Secondo Paolo Rossi la vicenda del vulcano
distrugge “il mito della prevedibilità
dei fenomeni fisici ma anche del corso storico”.
Difatti, curiosamente, Rossi coglie
l’occasione per sfogarsi contro chi gli sta
antipatico anche se non c’entra nulla:
esemplifica come errori madornali le previsioni
di padre Lombardi che vedeva i cavalli
dei cosacchi abbeverarsi alle fontane
di San Pietro e le previsioni apocalittiche
di Asor Rosa. Più attinente sembra la critica
della pretesa degli economisti di controllare
scientificamente il mercato. Ma
sarebbe stata più pertinente una critica
delle previsioni di costruire entro breve
tempo una macchina pensante, un robot
autonomo, e di tutto l’armamentario di
speculazioni a base di risonanza magnetica
con cui si vuol far credere che staremmo
sul punto di tradurre pensieri in termini
di processi chimico-fisici cerebrali.
Per parte sua, a Emanuele Severino la
tesi che la Natura sia più forte della Tecnica
infastidisce non poco.

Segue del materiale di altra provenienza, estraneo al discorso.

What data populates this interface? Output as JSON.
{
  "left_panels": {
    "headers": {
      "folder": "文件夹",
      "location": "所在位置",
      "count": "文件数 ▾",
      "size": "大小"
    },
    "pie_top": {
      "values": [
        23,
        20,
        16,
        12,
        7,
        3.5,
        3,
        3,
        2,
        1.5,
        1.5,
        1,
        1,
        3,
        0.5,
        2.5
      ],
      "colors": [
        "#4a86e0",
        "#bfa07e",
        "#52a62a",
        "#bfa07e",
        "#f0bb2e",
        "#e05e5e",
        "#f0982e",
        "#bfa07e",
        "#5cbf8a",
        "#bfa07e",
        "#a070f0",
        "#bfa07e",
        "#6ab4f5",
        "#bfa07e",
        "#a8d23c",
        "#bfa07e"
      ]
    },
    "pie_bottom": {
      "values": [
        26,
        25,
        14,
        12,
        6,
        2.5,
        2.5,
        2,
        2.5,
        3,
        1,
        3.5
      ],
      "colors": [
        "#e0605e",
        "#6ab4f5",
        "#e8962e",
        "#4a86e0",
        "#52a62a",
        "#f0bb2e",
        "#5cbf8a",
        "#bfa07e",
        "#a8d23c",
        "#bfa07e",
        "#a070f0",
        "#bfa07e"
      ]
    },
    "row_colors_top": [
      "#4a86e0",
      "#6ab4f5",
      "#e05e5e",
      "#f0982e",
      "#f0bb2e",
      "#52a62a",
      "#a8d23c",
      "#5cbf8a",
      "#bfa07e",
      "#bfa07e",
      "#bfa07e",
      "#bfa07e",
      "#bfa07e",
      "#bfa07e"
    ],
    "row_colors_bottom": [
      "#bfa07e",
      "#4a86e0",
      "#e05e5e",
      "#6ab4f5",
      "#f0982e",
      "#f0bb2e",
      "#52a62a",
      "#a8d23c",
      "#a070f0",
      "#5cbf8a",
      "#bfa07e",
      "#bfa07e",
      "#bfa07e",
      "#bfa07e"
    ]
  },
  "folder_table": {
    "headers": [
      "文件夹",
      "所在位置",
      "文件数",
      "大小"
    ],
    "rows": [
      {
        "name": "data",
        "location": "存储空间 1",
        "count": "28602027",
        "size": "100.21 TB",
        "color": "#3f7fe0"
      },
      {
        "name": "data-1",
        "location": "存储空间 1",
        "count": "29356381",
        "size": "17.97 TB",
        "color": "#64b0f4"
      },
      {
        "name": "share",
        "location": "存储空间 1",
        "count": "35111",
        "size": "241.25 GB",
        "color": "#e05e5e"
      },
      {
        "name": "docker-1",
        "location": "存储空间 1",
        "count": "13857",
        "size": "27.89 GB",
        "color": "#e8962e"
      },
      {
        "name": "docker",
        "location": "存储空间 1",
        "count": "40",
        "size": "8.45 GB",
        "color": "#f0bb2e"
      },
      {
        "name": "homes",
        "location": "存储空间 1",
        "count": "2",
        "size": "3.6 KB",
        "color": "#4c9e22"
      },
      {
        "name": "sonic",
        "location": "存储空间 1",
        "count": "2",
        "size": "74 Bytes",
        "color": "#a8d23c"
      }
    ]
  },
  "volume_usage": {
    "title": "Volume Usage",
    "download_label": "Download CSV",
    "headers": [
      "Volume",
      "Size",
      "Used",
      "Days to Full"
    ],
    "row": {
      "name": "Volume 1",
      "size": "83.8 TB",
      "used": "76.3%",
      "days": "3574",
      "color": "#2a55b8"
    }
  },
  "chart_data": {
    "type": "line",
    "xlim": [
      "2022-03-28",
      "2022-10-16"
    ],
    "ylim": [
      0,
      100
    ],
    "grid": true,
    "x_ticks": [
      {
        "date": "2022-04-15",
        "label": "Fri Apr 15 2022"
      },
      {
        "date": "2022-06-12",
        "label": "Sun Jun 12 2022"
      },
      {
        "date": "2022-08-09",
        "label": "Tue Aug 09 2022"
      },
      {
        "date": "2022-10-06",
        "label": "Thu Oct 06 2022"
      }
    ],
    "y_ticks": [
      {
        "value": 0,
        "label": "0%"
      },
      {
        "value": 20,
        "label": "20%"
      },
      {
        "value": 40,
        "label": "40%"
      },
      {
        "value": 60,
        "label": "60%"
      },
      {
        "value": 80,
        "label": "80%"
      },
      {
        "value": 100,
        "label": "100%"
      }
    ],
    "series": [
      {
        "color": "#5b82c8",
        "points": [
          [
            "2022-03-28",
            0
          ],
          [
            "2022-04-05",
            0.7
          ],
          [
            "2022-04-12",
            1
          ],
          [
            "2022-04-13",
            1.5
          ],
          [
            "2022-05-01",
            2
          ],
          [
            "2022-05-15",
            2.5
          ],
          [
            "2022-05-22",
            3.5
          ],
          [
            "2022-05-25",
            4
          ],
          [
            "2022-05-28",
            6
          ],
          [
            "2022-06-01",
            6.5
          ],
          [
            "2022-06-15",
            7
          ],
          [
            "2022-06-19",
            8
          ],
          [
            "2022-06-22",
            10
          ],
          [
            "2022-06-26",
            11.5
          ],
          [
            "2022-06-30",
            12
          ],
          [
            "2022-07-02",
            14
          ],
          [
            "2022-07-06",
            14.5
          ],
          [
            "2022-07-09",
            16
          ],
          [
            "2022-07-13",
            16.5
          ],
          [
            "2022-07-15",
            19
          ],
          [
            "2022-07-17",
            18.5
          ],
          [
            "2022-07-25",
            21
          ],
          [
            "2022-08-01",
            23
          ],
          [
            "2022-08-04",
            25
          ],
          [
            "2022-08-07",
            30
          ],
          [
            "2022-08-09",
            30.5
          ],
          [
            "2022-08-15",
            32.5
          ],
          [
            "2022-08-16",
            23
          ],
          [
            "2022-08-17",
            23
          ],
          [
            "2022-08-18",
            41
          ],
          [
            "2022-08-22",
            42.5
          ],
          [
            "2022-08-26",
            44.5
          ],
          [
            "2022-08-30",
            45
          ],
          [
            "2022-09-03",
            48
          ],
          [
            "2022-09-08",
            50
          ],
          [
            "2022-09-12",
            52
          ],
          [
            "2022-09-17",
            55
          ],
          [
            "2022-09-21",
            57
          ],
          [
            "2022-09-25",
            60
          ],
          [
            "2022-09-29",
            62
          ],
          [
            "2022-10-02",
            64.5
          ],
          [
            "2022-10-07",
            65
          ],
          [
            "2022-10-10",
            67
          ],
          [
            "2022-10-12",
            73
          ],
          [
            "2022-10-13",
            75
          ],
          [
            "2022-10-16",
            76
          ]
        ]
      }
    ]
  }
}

Lui vede la crisi
del vulcano come una pausa nel percorso
con cui la Tecnica va verso il dominio
del mondo e una prova che, pur combattendo
alla pari con la Natura, ancora non
è in grado di tenerle testa del tutto. Ciò sarebbe
dovuto anche al fatto che le leggi
della scienza (su cui la tecnica è basata)
sarebbero ipotetiche, da cui discende, ad
esempio, che “un corpo, abbandonato a se
stesso, da un momento all’altro, invece di
cadere verso il basso potrebbe andare verso
l’alto”, da cui una ribellione radicale
della Natura che mette in discussione il
dominio della Tecnica. Non è chiaro se il
corpo che sale verso l’alto siano le polveri
del vulcano: in tal caso, nessun problema,
ci ricadranno presto sulla testa, confermando
le leggi della fisica. Oppure si vogliano
riproporre le tesi dell’integralista
islamico Al-Ghazali che quasi costarono la
testa ad Averroè: solo che Al-Ghazali parlava
della libertà di Dio di governare la
natura a suo piacimento e non di una Natura
dotata di libero arbitrio.
Questo è quanto ci ha offerto la lettura
del mattinale scientifico all’ombra del vulcano.
Peraltro è certo che, depositatesi le
polveri, ricomincerà la solfa che “il più
grande mistero è che non vi siano più misteri”.